参见http://pandas.pydata.org/pandas-docs/stable/indexing.html indexing-query。
(Some tests with a dataframe I'm currently working with suggest that this method is a bit slower than using the bitwise operators on series of booleans: 2 ms vs. 870 µs)
(有些测试dataframe我当前正在处理表明,该方法比使用按位运算符有点慢在一系列的布尔值:870µs)女士和
A piece of warning: At least one situation where this is not straightforward is when column names happen to be python expressions.
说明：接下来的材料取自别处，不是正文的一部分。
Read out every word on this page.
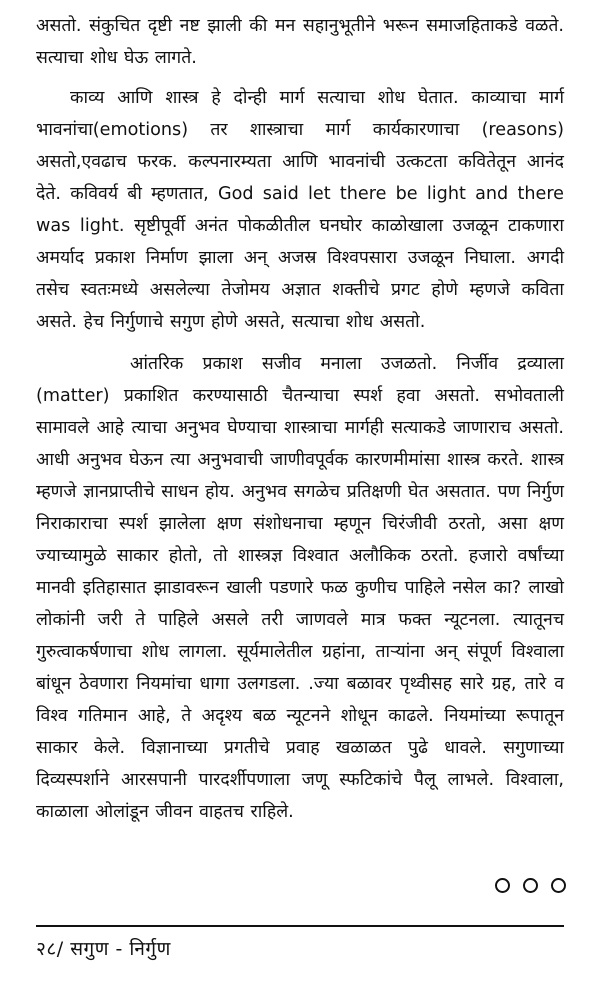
असतो. संकुचित दृष्टी नष्ट झाली की मन सहानुभूतीने भरून समाजहिताकडे वळते. सत्याचा शोध घेऊ लागते.

काव्य आणि शास्त्र हे दोन्ही मार्ग सत्याचा शोध घेतात. काव्याचा मार्ग भावनांचा(emotions) तर शास्त्राचा मार्ग कार्यकारणाचा (reasons) असतो,एवढाच फरक. कल्पनारम्यता आणि भावनांची उत्कटता कवितेतून आनंद देते. कविवर्य बी म्हणतात, God said let there be light and there was light. सृष्टीपूर्वी अनंत पोकळीतील घनघोर काळोखाला उजळून टाकणारा अमर्याद प्रकाश निर्माण झाला अन् अजस्र विश्वपसारा उजळून निघाला. अगदी तसेच स्वतःमध्ये असलेल्या तेजोमय अज्ञात शक्तीचे प्रगट होणे म्हणजे कविता असते. हेच निर्गुणाचे सगुण होणे असते, सत्याचा शोध असतो.

आंतरिक प्रकाश सजीव मनाला उजळतो. निर्जीव द्रव्याला (matter) प्रकाशित करण्यासाठी चैतन्याचा स्पर्श हवा असतो. सभोवताली सामावले आहे त्याचा अनुभव घेण्याचा शास्त्राचा मार्गही सत्याकडे जाणाराच असतो. आधी अनुभव घेऊन त्या अनुभवाची जाणीवपूर्वक कारणमीमांसा शास्त्र करते. शास्त्र म्हणजे ज्ञानप्राप्तीचे साधन होय. अनुभव सगळेच प्रतिक्षणी घेत असतात. पण निर्गुण निराकाराचा स्पर्श झालेला क्षण संशोधनाचा म्हणून चिरंजीवी ठरतो, असा क्षण ज्याच्यामुळे साकार होतो, तो शास्त्रज्ञ विश्वात अलौकिक ठरतो. हजारो वर्षांच्या मानवी इतिहासात झाडावरून खाली पडणारे फळ कुणीच पाहिले नसेल का? लाखो लोकांनी जरी ते पाहिले असले तरी जाणवले मात्र फक्त न्यूटनला. त्यातूनच गुरुत्वाकर्षणाचा शोध लागला. सूर्यमालेतील ग्रहांना, ताऱ्यांना अन् संपूर्ण विश्वाला बांधून ठेवणारा नियमांचा धागा उलगडला. .ज्या बळावर पृथ्वीसह सारे ग्रह, तारे व विश्व गतिमान आहे, ते अदृश्य बळ न्यूटनने शोधून काढले. नियमांच्या रूपातून साकार केले. विज्ञानाच्या प्रगतीचे प्रवाह खळाळत पुढे धावले. सगुणाच्या दिव्यस्पर्शाने आरसपानी पारदर्शीपणाला जणू स्फटिकांचे पैलू लाभले. विश्वाला, काळाला ओलांडून जीवन वाहतच राहिले.

२८/ सगुण - निर्गुण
I had columns named WT_38hph_IP_2, WT_38hph_input_2 and log2(WT_38hph_IP_2/WT_38hph_input_2) and wanted to perform the following query: "(log2(WT_38hph_IP_2/WT_38hph_input_2) > 1) and (WT_38hph_IP_2 > 20)"
警告:至少有一种情况下,当列名恰好是python表达式时,这种情况并不简单。我有一个名为WT_38hph_IP_2、WT_38hph_input_2和log2的列(WT_38hph_IP_2/WT_38hph_input_2),并希望执行以下查询:“(log2(WT_38hph_IP_2/WT_38hph_input_2)和(WT_38hph_IP_2 > 20)”
I obtained the following exception cascade:
我获得了以下的异常级联:
KeyError: 'log2'- KeyError:“log2”
UndefinedVariableError: name 'log2' is not defined- 不定义变量错误:名称'log2'没有定义。
ValueError: "log2" is not a supported function- ValueError:“log2”不是一个受支持的函数。
I guess this happened because the query parser was trying to make something from the first two columns instead of identifying the expression with the name of the third column.
我想这是因为查询解析器试图从前两列中生成一些东西,而不是用第三列的名称来标识表达式。
A possible workaround is proposed here.
这里提出了一个可行的解决方案。